God continues to bring a phrase to mind through different men, books, and blogs: “Change the score card”.  As a church planter, the idea of a score card is something a pastor never admits he is always thinking about.  Though no one is really keeping score, pastors can’t help but feel as if there is.  Most days, we feel like we are either winning or losing the “numbers” game.

They say numbers are important, but I wonder if we say that to make ourselves feel better.  In truth, numbers don’t tell us everything, but they tell us something.  And that something is often the one thing that Imagehas become too important to us.  Pastors know this and, for the most part, they try and fight this.  As much as pastors try to ignore numbers, or pretend like they don’t really matter, they can’t resist the Post Easter blogs and Facebook posts about the number in attendance, the number of baptisms, and the number of volunteers that made it all happen.  Don’t get me wrong, there is much to celebrate and thank God for here.  If I’m honest (which is rare for a pastor when talking about numbers), these numbers make me either prideful or despairing depending on how our church measures up.  Or dare I say, how “I” measure up.
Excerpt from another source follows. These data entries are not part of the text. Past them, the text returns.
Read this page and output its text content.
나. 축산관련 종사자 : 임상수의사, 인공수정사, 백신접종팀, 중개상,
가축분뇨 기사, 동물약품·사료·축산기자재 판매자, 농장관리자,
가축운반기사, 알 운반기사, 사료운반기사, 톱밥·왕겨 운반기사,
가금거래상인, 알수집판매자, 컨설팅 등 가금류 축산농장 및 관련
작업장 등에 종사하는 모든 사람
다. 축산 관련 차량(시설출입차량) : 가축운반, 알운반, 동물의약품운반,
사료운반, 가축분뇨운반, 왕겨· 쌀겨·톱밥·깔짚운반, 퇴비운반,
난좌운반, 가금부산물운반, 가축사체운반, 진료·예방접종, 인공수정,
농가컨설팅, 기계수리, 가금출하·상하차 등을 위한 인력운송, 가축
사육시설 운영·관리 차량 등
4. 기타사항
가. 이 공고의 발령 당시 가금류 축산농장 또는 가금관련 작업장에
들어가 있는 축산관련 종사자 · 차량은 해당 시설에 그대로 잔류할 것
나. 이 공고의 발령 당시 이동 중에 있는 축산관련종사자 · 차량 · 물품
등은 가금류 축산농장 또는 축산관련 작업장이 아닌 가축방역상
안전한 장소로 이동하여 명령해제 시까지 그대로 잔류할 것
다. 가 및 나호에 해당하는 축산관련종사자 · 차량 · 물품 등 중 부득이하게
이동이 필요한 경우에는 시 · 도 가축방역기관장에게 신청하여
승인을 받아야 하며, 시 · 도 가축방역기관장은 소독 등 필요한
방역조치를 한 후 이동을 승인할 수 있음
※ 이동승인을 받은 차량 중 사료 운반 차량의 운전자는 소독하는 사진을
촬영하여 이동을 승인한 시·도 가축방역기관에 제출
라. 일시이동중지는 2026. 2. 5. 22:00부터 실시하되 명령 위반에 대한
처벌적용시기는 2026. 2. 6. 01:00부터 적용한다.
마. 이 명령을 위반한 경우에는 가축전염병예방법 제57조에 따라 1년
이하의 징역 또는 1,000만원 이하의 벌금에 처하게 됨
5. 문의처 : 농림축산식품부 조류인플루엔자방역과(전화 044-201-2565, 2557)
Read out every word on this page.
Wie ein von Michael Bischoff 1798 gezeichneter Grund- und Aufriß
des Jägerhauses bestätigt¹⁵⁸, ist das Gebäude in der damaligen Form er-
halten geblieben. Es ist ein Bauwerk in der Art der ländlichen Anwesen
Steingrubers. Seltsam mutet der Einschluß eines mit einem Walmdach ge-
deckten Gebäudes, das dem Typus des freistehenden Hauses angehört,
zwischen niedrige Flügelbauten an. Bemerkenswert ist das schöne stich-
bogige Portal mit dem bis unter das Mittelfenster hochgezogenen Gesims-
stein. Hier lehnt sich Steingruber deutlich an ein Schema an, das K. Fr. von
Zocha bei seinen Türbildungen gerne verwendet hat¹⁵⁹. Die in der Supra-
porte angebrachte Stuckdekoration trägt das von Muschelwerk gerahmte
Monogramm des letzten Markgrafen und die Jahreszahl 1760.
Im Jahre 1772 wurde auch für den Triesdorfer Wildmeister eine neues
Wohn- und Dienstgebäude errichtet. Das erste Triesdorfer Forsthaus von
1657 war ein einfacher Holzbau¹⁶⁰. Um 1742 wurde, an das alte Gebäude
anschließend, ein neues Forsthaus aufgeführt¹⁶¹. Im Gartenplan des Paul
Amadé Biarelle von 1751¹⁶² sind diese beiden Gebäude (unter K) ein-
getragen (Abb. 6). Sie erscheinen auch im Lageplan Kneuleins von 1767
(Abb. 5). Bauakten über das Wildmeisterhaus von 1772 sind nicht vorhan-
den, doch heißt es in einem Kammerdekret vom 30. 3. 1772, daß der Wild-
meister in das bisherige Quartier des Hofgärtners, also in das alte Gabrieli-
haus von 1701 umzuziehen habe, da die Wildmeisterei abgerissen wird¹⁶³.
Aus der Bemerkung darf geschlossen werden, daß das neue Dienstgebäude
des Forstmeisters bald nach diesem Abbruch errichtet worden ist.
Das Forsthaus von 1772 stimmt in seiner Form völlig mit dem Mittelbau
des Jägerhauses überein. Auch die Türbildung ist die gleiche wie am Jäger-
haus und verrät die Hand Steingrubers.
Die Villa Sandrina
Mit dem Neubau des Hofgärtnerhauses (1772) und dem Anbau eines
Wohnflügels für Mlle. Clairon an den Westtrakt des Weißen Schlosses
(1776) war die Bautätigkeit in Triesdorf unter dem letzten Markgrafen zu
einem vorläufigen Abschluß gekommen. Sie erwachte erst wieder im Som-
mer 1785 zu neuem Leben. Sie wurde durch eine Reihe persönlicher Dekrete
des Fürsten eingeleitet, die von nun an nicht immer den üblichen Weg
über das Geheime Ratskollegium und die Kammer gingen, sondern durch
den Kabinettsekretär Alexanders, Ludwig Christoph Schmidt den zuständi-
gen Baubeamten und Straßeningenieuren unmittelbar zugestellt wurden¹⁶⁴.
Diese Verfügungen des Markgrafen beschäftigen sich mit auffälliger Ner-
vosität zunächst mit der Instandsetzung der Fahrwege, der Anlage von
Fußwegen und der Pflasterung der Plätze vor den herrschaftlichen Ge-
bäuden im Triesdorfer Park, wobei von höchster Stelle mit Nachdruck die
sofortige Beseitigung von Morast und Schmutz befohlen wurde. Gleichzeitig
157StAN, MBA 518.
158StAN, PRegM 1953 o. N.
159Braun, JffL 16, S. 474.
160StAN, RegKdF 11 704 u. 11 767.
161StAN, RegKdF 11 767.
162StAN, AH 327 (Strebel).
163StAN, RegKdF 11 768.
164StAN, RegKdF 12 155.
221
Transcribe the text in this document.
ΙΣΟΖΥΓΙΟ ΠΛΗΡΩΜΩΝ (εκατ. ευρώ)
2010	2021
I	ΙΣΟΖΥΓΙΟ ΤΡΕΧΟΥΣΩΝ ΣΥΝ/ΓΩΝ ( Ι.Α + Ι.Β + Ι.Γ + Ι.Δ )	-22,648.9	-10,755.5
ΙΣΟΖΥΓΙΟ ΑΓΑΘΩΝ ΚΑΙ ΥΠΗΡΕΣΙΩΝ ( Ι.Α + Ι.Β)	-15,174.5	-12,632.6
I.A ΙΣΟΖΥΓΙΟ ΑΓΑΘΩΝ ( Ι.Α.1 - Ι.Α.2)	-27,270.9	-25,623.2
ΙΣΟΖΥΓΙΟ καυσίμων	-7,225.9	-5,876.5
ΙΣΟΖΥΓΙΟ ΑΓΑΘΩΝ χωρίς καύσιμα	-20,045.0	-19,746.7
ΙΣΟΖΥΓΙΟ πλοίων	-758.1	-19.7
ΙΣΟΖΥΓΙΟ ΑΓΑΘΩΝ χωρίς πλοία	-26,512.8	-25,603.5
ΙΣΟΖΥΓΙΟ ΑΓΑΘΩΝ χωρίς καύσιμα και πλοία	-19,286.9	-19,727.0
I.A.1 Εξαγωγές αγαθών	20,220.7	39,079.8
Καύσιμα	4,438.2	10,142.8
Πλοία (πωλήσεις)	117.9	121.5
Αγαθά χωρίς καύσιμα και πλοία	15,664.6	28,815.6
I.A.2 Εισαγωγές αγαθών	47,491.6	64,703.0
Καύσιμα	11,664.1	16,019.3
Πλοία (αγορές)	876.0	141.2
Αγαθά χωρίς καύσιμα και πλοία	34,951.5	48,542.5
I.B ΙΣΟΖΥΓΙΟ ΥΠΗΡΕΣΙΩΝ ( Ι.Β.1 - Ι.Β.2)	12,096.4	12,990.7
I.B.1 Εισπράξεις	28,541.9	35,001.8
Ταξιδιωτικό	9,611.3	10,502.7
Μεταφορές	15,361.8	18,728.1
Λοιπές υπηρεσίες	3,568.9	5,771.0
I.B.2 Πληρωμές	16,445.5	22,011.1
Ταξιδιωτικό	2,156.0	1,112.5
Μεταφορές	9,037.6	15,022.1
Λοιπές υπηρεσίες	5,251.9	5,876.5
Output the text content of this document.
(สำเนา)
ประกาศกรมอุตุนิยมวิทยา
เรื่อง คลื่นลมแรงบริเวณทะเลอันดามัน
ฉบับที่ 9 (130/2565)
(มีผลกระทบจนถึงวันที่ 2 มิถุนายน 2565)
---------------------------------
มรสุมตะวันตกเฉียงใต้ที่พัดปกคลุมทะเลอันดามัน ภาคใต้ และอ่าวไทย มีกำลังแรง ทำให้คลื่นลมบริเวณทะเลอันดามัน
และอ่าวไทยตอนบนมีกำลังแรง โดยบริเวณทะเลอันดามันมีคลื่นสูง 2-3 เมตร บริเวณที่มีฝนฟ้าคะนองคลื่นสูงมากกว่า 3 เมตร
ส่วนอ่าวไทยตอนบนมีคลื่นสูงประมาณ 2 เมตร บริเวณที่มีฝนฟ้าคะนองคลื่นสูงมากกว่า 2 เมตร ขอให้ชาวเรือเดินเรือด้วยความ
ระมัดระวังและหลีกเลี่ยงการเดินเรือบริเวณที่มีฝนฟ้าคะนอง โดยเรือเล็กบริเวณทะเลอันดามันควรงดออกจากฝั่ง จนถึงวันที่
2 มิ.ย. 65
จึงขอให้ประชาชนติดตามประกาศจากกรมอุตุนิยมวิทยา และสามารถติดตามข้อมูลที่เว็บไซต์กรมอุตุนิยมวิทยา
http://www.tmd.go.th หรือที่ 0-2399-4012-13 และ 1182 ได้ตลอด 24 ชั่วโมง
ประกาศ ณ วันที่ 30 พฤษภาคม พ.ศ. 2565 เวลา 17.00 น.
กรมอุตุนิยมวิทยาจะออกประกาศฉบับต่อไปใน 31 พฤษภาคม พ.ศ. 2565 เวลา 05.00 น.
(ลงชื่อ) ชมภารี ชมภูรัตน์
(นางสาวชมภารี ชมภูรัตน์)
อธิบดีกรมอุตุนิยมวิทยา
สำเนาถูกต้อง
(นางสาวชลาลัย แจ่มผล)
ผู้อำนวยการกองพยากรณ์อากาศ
This is all sinful, wrong, and sad, which leads me back to the idea of changing the score card.  If you change the score card then you’ll change not only how you play the game, but how you feel about the game you played.  Without a change in the score card, another’s success (one who plays the same game as you) will always be difficult to celebrate and another’s failure will be too easy to empathize with.  Without a change in the score card, you will constantly turn inward to examine whether if you are doing everything “right”.  You will question your decisions, your systems, your programs, your preaching, everything.  Your pursuit of a higher score will drain you of all your energy as you spend it wondering what you can add, change, or stop.  Invariably, you will begin to believe that the “success” of God’s mission is in your control. Failure mean’s losing.  Losing means disappointing.  Somewhere you failed to see that God’s definition of success was the crucifixion of His Son.

In truth, God’s mission just isn’t as fragile as our faith in Him. There are certainly some things that pastors an influence, but there isn’t much they can control.  This is God’s church, God’s, mission, and God’s ministry.  We have received a ministry from God, meaning, who we have, who we don’t have, what we have, and what we don’t have is in God’s hands.  Numbers are in God’s hands, whether that is attendees, salvation, or baptisms. We water . We fertilize.  We till.  God grows. God builds. God bears fruit.

So what must we focus on?  We must not focus our attention or energy on how to attract more people.  That is not our job.  We cannot control who will come to our church.  But we can control who we send from it.  We must not focus on evangelism but on disciple-making.  We must shepherd the flock that is before us and train them to follow Jesus.  Let us not forget that, by all ministry “measurables” Jesus ministry was a utter failure. But for three years he focused most of his energies on 12 different men.  He knew they would do more.  More than that, he sacrificed all that He had in to ensure they would…in the future.